Blake watched from the bar, Anna darling was captivated by my every move, Grant sat there with a proud look on his face. He was proud of me.

Some people never were.

We had a fun night that night. We all got wasted, Grant and Anna had some fun to themselves, after that, Blake got off. We all took some time dancing and maybe Blake and I even grinded a bit.

Typical.

Her body flowing against mine in complete sync as he ass rubs against my rock hard-

Harry. Get it together.

Moving swiftly on.

Blake and I didn't sleep together in her bed at her apartment like usual that night because she had classes the next day and didn't want to wake me in the morning. She knew I would be sleeping in late.

Without a second thought, I open my door and step out into the apartment hallway. I lock my door behind me before I start trotting down the steps and onto the solid concrete.

The day wasn't as hot as usual but it was definitely sweat producing heat. I dressed in black to attract more heat to burn more calories.

If I drink my weight in beer I have to burn off the calories. People should know this by now.

I start pacing myself as I head out onto the sidewalk, my steps picking up faster and faster. I try to keep my steps light and quick, just as I do in the ring. I don't want to burn off most of my energy on the run over there.

I usually go on jogs between three to seven miles, depending on my day. Sometimes I'll push it to ten if I need to get something off my mind or I'm feeling antsy, but I usually only do about five mile runs.

I used to run a lot back when I did marathons in highschool. I trained and trained for them, using running and exercise as an outlet to get away from the abuse that was my father.

I didn't even fucking like running that much.

That's probably what drew his eye to me when the club owner needed a regular fighter for business. I got into regular fights because I attracted trouble, I was athletically inclined, my stamina was through the roofs, and I was his son.

The sidewalk concrete of campus is passing under my feet as I run quickly through the streets, passing by apartment complexes and local restaurants. The red brick buildings flood my peripheral vision as I run past them, sometimes the glint in a window catching the corner of my eye.
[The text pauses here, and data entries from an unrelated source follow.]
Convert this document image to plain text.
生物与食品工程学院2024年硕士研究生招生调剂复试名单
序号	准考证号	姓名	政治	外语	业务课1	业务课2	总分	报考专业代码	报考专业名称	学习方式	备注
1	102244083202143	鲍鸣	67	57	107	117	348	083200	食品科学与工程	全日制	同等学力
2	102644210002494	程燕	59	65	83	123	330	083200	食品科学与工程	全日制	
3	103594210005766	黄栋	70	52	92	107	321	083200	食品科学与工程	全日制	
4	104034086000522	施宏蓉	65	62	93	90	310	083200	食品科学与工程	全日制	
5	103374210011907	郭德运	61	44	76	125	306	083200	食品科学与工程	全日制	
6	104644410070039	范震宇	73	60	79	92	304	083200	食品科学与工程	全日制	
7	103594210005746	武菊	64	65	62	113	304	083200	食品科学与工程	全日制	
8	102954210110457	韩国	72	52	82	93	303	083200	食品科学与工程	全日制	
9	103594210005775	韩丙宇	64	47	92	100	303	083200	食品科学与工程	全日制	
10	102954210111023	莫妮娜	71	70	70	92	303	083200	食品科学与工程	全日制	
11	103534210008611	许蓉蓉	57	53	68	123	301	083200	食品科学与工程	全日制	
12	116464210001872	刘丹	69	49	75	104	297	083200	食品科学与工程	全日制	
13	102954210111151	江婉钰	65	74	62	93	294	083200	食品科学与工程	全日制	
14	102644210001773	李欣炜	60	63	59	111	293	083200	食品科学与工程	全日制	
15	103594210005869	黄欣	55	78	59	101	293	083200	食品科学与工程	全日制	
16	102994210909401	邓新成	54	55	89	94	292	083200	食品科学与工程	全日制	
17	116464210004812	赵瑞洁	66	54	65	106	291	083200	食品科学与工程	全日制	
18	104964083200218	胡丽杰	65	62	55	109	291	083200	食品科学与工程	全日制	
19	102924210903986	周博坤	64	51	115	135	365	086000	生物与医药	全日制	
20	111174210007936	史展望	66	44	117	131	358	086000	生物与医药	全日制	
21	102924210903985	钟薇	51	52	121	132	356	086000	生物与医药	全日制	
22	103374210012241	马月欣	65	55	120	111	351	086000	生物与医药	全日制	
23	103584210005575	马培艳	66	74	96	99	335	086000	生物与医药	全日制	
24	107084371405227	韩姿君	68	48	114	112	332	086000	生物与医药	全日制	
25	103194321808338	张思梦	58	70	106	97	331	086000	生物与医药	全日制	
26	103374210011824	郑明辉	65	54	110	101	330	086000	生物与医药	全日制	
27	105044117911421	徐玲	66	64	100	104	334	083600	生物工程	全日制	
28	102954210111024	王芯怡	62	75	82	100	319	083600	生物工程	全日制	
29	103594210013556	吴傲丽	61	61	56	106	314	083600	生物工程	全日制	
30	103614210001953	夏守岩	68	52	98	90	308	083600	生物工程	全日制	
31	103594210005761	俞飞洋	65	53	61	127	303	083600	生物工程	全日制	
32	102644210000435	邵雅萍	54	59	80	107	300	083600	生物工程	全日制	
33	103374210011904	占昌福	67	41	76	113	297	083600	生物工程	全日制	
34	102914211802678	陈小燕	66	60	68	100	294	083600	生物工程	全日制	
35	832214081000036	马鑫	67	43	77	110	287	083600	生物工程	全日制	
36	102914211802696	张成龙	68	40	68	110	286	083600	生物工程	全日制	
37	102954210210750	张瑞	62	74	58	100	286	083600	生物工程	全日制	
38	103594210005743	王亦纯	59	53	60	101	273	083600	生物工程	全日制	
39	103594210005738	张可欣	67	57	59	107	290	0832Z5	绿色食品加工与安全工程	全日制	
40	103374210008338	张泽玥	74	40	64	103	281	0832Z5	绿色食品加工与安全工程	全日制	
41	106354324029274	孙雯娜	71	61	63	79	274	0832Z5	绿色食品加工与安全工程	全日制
Each step of mine, pulsing all the way through my legs and back to my lungs. I can almost feel the blood rushing through my system.

Running has always put a pause on all my stressful thoughts, giving me a small bit of peace through my day. But today my thoughts only bounced back to Blake and what she is to me.
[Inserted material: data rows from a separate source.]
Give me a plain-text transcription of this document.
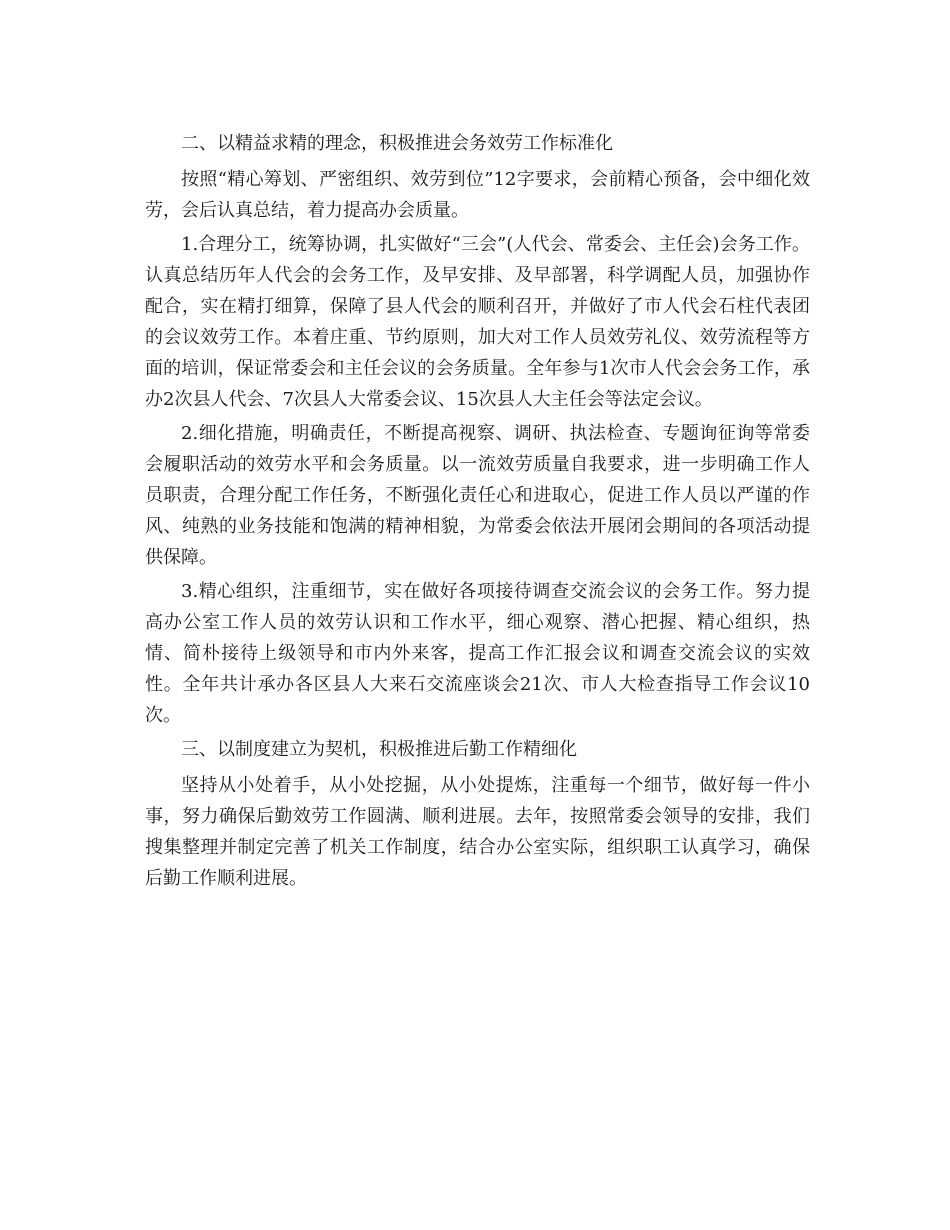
二、以精益求精的理念，积极推进会务效劳工作标准化

按照“精心筹划、严密组织、效劳到位”12字要求，会前精心预备，会中细化效劳，会后认真总结，着力提高办会质量。

1.合理分工，统筹协调，扎实做好“三会”(人代会、常委会、主任会)会务工作。认真总结历年人代会的会务工作，及早安排、及早部署，科学调配人员，加强协作配合，实在精打细算，保障了县人代会的顺利召开，并做好了市人代会石柱代表团的会议效劳工作。本着庄重、节约原则，加大对工作人员效劳礼仪、效劳流程等方面的培训，保证常委会和主任会议的会务质量。全年参与1次市人代会会务工作，承办2次县人代会、7次县人大常委会议、15次县人大主任会等法定会议。

2.细化措施，明确责任，不断提高视察、调研、执法检查、专题询征询等常委会履职活动的效劳水平和会务质量。以一流效劳质量自我要求，进一步明确工作人员职责，合理分配工作任务，不断强化责任心和进取心，促进工作人员以严谨的作风、纯熟的业务技能和饱满的精神相貌，为常委会依法开展闭会期间的各项活动提供保障。

3.精心组织，注重细节，实在做好各项接待调查交流会议的会务工作。努力提高办公室工作人员的效劳认识和工作水平，细心观察、潜心把握、精心组织，热情、简朴接待上级领导和市内外来客，提高工作汇报会议和调查交流会议的实效性。全年共计承办各区县人大来石交流座谈会21次、市人大检查指导工作会议10次。

三、以制度建立为契机，积极推进后勤工作精细化

坚持从小处着手，从小处挖掘，从小处提炼，注重每一个细节，做好每一件小事，努力确保后勤效劳工作圆满、顺利进展。去年，按照常委会领导的安排，我们搜集整理并制定完善了机关工作制度，结合办公室实际，组织职工认真学习，确保后勤工作顺利进展。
Does she think of me ever? Because I sure think of her a hell of a lot. I wouldn't go as far as to call her my girlfriend, but she is definitely not a friend, unless friends make each other come.... on a regular basis then.... yes?

I mean, I do know she likes me but what does that confession intel with her, cause I sure as hell like Grant but I'm not stirring his tea with a cum coated spoon.

This is like I'm in highschool with a crush on my table neighbor holy fuck.

I need to get a grip. 

She is a girl, you are a boy. You guys fuck. Stop over thinking it. She can't be your girlfriend, it's too dangerous.

I quickly shake my head of the dirty thought, not wanting to get a hard on while running just by thinking about that night with Blake. It's then that I decide to speed up my pace and leave this internal debate for another time.